In the 1900s women put themselves through insane experiences to achieve a so-called "painless birth".
Today we go back in time a little and look at a particularly bizarre birthing method that was popular in the 1900s, called Twilight Sleep.
Modern medicine has come a long way. From epidurals to localised spinal blocks, pethidine to laughing gas – there are many options that can help you manage pain during birth. Nothing is ever 100% safe but at least it’s a lot safer than what they got up to back in the day.
During the 1800s, the common method of pain relief during childbirth was chloroform. What a fun time! Then in the 1900s the Germans came up with the concept of Dämmerschlaf or Twilight Sleep.
What is Twilight Sleep?
In a nutshell: it was complete and utter madness. Birthing women were administered a combination of morphine and scopolamine (pretty much a date-rape drug), which meant that not only were they not able to remember the pain of birth but they also couldn’t remember giving birth at all!
One Nebraskan woman, Mrs Sargent, commented in a New York Times article from January 1915 saying, "The next thing I knew I was awake [...] and then I thought to myself 'I wonder how long before I shall begin to have the baby,' and while I was still wondering a nurse came in with a pillow, and on the pillow was a baby, and they said I had had it—perhaps I had—but I certainly can never prove it in a courtroom."
And while this might seem like a great idea to some, most women like to be mentally present for the birth of their babies. Also, not remembering a thing was not the only side effect.
Warning: Video contains some images that may not be safe for work.
Just because they couldn’t remember the pain of childbirth doesn’t mean they didn’t experience any pain. The small amount of morphine in the concoction didn't really numb the pain, and actually contributed to the women experiencing a psychotic episode. So much so that they had to strapped down because they’d be thrashing about, banging their heads, clawing at themselves and screaming constantly.
According to the New York Times article, the birthing mom would be awake during the pains and even discuss them with the attending physician, but when it was all over, they would find that she did not remember them. One English physician noted: "If there is no memory of pain, it is equivalent to having no pain, and a doctor then certainly has the right to speak of a 'painless childbirth'".
Mothers were not the only ones affected. Often the drugs would cross over through the placenta to the baby, which would be born drugged and unable to breathe properly.
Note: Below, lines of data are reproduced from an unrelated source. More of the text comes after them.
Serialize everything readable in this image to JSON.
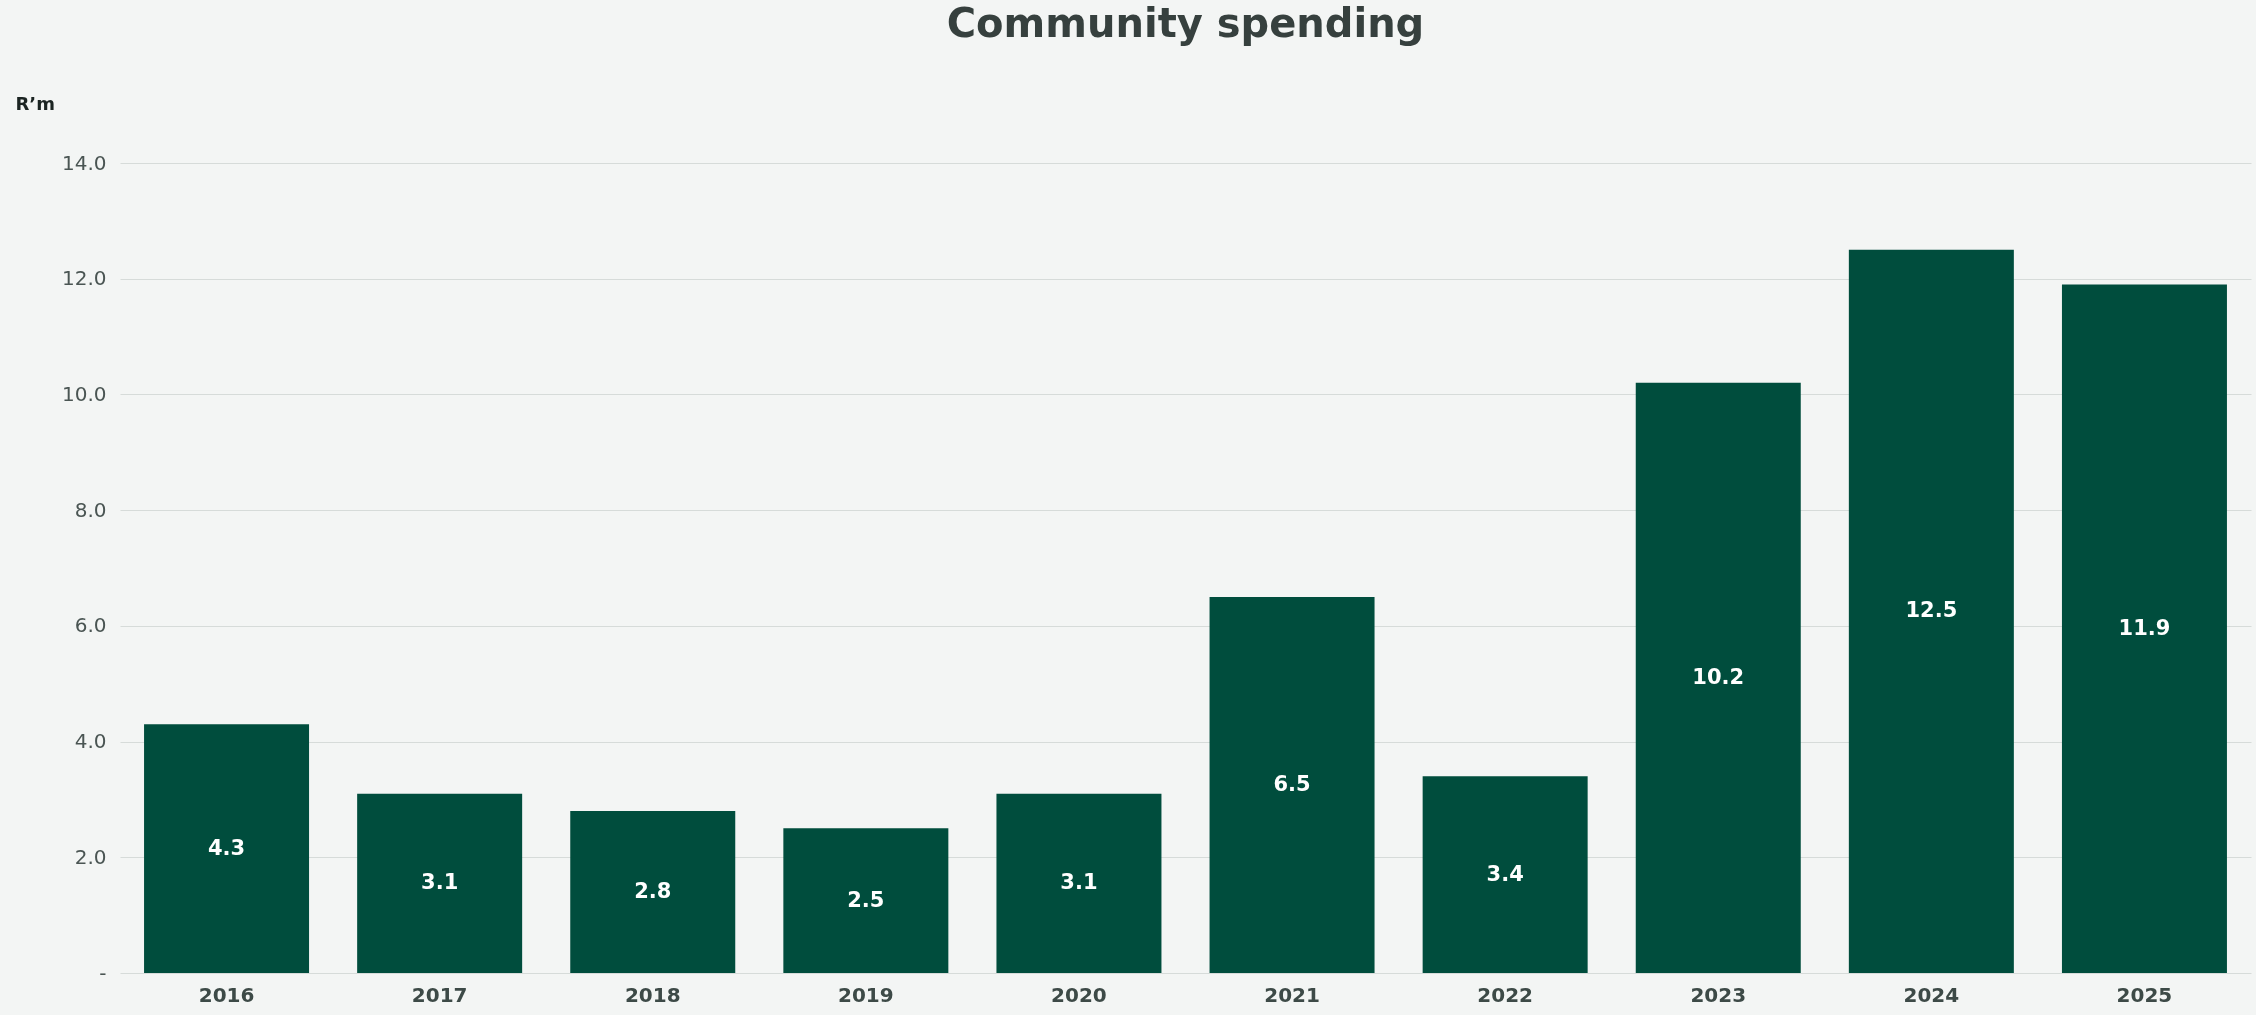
{
  "chart_data": {
    "type": "bar",
    "title": "Community spending",
    "ylabel": "R’m",
    "categories": [
      "2016",
      "2017",
      "2018",
      "2019",
      "2020",
      "2021",
      "2022",
      "2023",
      "2024",
      "2025"
    ],
    "values": [
      4.3,
      3.1,
      2.8,
      2.5,
      3.1,
      6.5,
      3.4,
      10.2,
      12.5,
      11.9
    ],
    "color": "#004d3d",
    "ylim": [
      0,
      14
    ],
    "yticks": [
      {
        "value": 0,
        "label": "-"
      },
      {
        "value": 2,
        "label": "2.0"
      },
      {
        "value": 4,
        "label": "4.0"
      },
      {
        "value": 6,
        "label": "6.0"
      },
      {
        "value": 8,
        "label": "8.0"
      },
      {
        "value": 10,
        "label": "10.0"
      },
      {
        "value": 12,
        "label": "12.0"
      },
      {
        "value": 14,
        "label": "14.0"
      }
    ],
    "grid": "y",
    "data_labels": true
  }
}
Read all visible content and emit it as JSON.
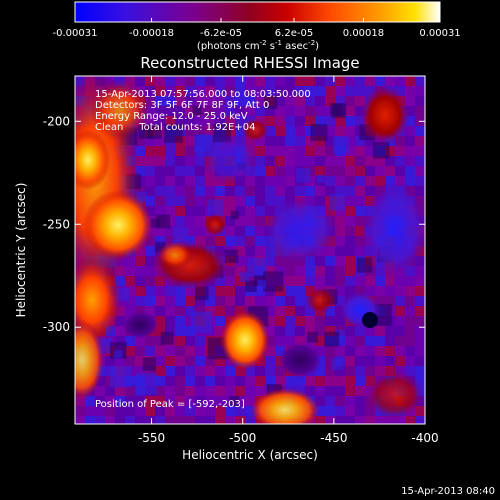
{
  "colorbar": {
    "tick_labels": [
      "-0.00031",
      "-0.00018",
      "-6.2e-05",
      "6.2e-05",
      "0.00018",
      "0.00031"
    ],
    "tick_values": [
      -0.00031,
      -0.00018,
      -6.2e-05,
      6.2e-05,
      0.00018,
      0.00031
    ],
    "range": [
      -0.00031,
      0.00031
    ],
    "unit_label_main": "(photons cm",
    "unit_label_exp1": "-2",
    "unit_label_mid": " s",
    "unit_label_exp2": "-1",
    "unit_label_mid2": " asec",
    "unit_label_exp3": "-2",
    "unit_label_end": ")",
    "colors": [
      "#0000ff",
      "#4b00b4",
      "#800080",
      "#b00000",
      "#ff4000",
      "#ff9000",
      "#ffd800",
      "#ffffff"
    ]
  },
  "plot": {
    "title": "Reconstructed RHESSI Image",
    "info_lines": [
      "15-Apr-2013 07:57:56.000 to 08:03:50.000",
      "Detectors: 3F 5F 6F 7F 8F 9F, Att 0",
      "Energy Range: 12.0 - 25.0 keV",
      "Clean     Total counts: 1.92E+04"
    ],
    "peak_label": "Position of Peak = [-592,-203]",
    "xlabel": "Heliocentric X (arcsec)",
    "ylabel": "Heliocentric Y (arcsec)",
    "xlim": [
      -592,
      -400
    ],
    "ylim": [
      -347,
      -178
    ],
    "x_ticks": [
      {
        "value": -550,
        "label": "-550"
      },
      {
        "value": -500,
        "label": "-500"
      },
      {
        "value": -450,
        "label": "-450"
      },
      {
        "value": -400,
        "label": "-400"
      }
    ],
    "y_ticks": [
      {
        "value": -200,
        "label": "-200"
      },
      {
        "value": -250,
        "label": "-250"
      },
      {
        "value": -300,
        "label": "-300"
      }
    ],
    "peak": {
      "x": -592,
      "y": -203
    }
  },
  "footer": {
    "timestamp": "15-Apr-2013 08:40"
  }
}
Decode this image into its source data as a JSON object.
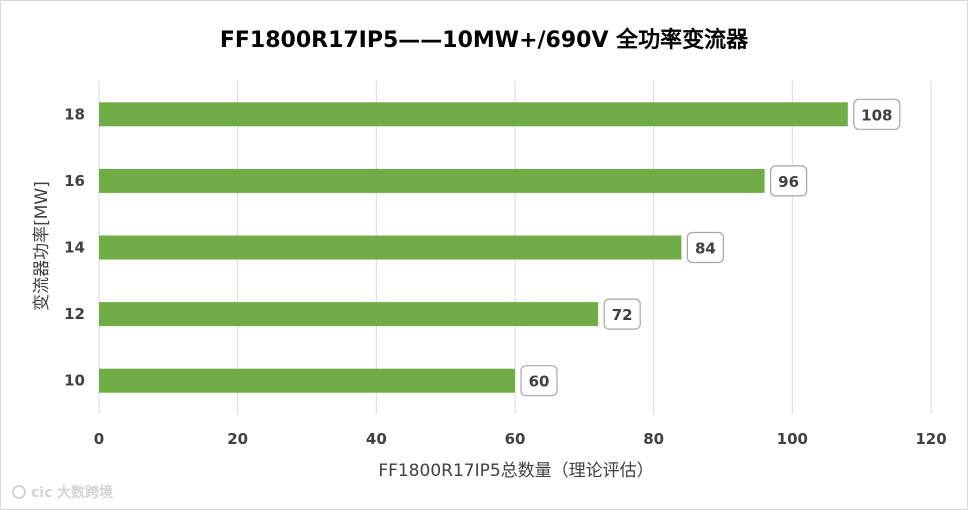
{
  "chart_data": {
    "type": "bar",
    "orientation": "horizontal",
    "title": "FF1800R17IP5——10MW+/690V 全功率变流器",
    "categories": [
      "10",
      "12",
      "14",
      "16",
      "18"
    ],
    "values": [
      60,
      72,
      84,
      96,
      108
    ],
    "data_labels": [
      "60",
      "72",
      "84",
      "96",
      "108"
    ],
    "xlabel": "FF1800R17IP5总数量（理论评估）",
    "ylabel": "变流器功率[MW]",
    "xlim": [
      0,
      120
    ],
    "xticks": [
      "0",
      "20",
      "40",
      "60",
      "80",
      "100",
      "120"
    ],
    "grid": true,
    "legend": "none",
    "colors": {
      "bar": "#70ad47",
      "grid": "#d9d9d9",
      "label_box_border": "#a6a6a6"
    }
  },
  "watermark": {
    "logo_text": "cic",
    "text": "大数跨境"
  }
}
According to an article on Belly Belly, this is where "the commonly used image of babies being held upside down and slapped on the bottom comes from – when doctors would attempt to revive comatose newborn babies."
Why the demand?
Once American women got wind of this development via a popular women’s magazine, women were attracted to the idea of a "painless birth" and demanded that it be made available in the States.
And despite American doctors rejecting the drug combo for over a decade, The National Twilight Sleep Association urged women to rise up against the "oppression of male doctors" who were withholding access to this apparent miracle.
The end of an insane era
Twilight Sleep eventually became unpopular when one of its main supporters, Francis Carmody, died after the birth of her third child while on the drug. Her husband and doctors insisted that it was not the drug that caused her death but the demand for the drug thankfully began to die down.